Parfois je pense que tu as quitté Barcelone pour ne plus revenir et je t'imagine dans un endroit inconnu entouré d'étrangers, commençant une nouvelle vie que je ne connaîtrai jamais. Ou alors je pense que tu me détestes encore, que tu détruis ces lettres et que tu aimerais ne m'avoir jamais connue. Je ne t'en veux pas. C'est étrange comme il est facile, quand on est seule, de confier à une feuille de papier ce qu'on n'oserait pas dire à quelqu'un en face.
Les choses ne sont pas aisées pour moi. Pedro est si bon et si compréhensif que je m'irrite parfois de sa patience et de sa volonté de me rendre heureuse, dont le seul résultat est que je me sens encore plus misérable. Avec Pedro, j'ai appris que mon cœur est vide, que je ne mérite pas que l'on m'aime. Il passe presque toute la journée près de moi. Il ne veut pas me laisser seule.
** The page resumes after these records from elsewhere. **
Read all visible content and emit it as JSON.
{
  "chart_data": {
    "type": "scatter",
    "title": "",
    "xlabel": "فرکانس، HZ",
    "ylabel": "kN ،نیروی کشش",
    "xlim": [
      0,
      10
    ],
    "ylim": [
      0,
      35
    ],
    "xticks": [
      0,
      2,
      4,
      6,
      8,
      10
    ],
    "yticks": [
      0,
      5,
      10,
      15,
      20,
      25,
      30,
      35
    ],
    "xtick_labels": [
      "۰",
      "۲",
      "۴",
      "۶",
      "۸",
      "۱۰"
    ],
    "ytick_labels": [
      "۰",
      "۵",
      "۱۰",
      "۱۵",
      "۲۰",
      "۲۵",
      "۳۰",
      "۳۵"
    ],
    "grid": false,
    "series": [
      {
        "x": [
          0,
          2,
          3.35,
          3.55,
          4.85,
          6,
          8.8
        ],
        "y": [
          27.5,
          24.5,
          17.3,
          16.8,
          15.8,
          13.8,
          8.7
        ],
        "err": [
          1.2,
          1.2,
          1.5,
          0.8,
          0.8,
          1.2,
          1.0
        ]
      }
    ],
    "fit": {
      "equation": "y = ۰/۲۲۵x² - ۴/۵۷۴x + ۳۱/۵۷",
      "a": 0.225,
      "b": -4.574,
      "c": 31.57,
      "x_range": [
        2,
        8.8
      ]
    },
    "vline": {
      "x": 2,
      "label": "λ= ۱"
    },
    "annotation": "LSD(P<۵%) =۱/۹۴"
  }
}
Je souris tous les jours et je partage son lit. Quand il me demande si je l'aime, je lui réponds oui, et quand je vois la vérité se refléter dans ses yeux, je voudrais mourir. Il ne me fait jamais de reproches. Il parle beaucoup de toi. Tu lui manques. Il m'arrive même de penser que la personne qu'il aime le plus au monde, c'est toi. Je le vois vieillir, tout seul, dans la pire des compagnies, la mienne. Je n'ai pas la prétention de croire que tu me pardonneras, mais si je désire quelque chose sur cette Terre, c'est que tu lui pardonnes. Je ne vaux pas assez cher pour que tu lui refuses ton amitié et ta société.
Hier, j'ai terminé un de tes livres. Pedro les a tous et je les lis parce que c'est la seule façon de me sentir près de toi. C'était une histoire triste et étrange, deux marionnettes cassées et abandonnées dans un cirque ambulant qui, le temps d'une nuit, devenaient vivantes en sachant qu'elles mourraient au lever du jour. En la lisant, j'ai eu l'impression qu'il s'agissait de nous.
Il y a quelques semaines, j'ai rêvé que je te revoyais, que nous nous croisions dans la rue et tu ne te souvenais pas de moi. Tu me souriais et me demandais comment je m'appelais. Tu ne savais rien de moi. Tu ne me haïssais pas. Toutes les nuits, quand Pedro s'endort à mon côté, je ferme les yeux et je prie le ciel ou l'enfer de me permettre de refaire ce rêve demain, ou peut-être après-demain, je t'écrirai encore pour te dire que je t'aime, même si cela ne signifie rien pour toi.